Ezekiel prophesied to the men what God said.  He spoke to them of the utter destruction to come to them because of their idolatry.  He told of the frustration God felt of their years and years of idolatry even after leading them into the Promised Land.  He told of how they would be scattered, and killed.  He also told that when they returned to Him He would accept them back.  But the men did not take God’s word seriously!  Ezekiel, the poor prophet chained to a couch, is quoted in the last verse of the chapter as saying “Ah, Lord God!

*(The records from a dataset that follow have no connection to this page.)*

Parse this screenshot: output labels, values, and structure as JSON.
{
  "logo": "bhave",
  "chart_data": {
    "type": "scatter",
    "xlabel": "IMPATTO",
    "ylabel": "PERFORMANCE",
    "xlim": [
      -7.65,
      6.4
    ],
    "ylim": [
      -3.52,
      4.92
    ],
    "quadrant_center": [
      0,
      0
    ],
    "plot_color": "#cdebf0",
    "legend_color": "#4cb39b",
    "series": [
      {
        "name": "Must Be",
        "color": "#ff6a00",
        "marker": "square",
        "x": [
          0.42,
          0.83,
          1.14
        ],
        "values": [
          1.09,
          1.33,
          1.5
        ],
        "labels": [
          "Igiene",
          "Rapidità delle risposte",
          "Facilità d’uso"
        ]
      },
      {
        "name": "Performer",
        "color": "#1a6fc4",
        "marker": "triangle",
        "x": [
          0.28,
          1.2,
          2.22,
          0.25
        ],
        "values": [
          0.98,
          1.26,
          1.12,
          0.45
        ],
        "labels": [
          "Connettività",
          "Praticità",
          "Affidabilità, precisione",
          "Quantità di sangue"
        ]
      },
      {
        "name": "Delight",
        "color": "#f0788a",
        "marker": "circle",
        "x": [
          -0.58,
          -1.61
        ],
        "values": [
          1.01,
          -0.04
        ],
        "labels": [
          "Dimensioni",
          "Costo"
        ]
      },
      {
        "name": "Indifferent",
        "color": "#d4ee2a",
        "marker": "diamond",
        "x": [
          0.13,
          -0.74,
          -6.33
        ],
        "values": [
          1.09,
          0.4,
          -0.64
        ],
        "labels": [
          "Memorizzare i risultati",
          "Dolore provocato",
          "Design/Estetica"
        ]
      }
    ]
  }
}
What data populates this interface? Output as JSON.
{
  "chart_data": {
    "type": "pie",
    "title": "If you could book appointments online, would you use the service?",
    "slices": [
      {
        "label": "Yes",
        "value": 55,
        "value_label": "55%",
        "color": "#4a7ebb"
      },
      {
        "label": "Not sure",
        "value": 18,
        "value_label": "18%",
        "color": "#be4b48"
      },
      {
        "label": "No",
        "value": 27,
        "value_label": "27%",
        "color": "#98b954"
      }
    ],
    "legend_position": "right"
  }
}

They say of me, ‘Does he not speak parables’?”  The men thought Ezekiel’s words were surely for someone else, some sort of enigma that they could not use.

In the introduction to David Platt’s “Follow Me”, Francis Chan writes: “I see a trend in many churches where people are beginning to enjoy convicting sermons.  They walk out feeling broken over their sin.  The distorted part is that they can begin to feel victorious in their sadness.  They boast, “I just heard the most convicting message, and it ruined me!” The focus is on the conviction itself and not the change it is meant to produce – change that doesn’t necessarily follow when we stay focused on conviction.  Guilt is not always a good thing.  It is only good if it leads us past sorrow to the joy of repentance.”

Repentance cannot come if we don’t take God’s word personally.  If it just goes in one ear and out the other, we are not truly serving God by hearing His word.  Paul wrote in Romans 12:1-2, “I beseech you therefore, brethren, by the mercies of God, that you present your bodies a living sacrifice, holy, acceptable to God, which is your reasonable service.  And do not be conformed to this world, but be transformed by the renewing of your mind, that you may prove what is that good and acceptable and perfect will of God. 

This is our REASONABLE service – not some great act to which we should expect reward, but what is reasonable of God to ask of us.  He asks that we not take on the busy work of the world, and its ways and values, but use His Word to change who we are.  He has saved us from ourselves - our own sin.  All He asks in return is that we be TRANSFORMED, sanctified, changed by His Word.  We are to becoming a living sacrifice - our lives given to Him in return for eternal life. 

Consider that.  Is this not a great trade?  Assume our life here reaches even 120 years.  But eternity cannot even be measured in years or any span of time.  It is unending. Is giving our earthly lives to Him such a sacrifice?  Are we not still reaping the benefits of serving Him while on earth?  Is not doing life on earth easier with God’s minute-by-minute grace and favor?

Don’t let God’s word go in one ear and out the other.  Let it resonate in your soul, changing you from the inside out.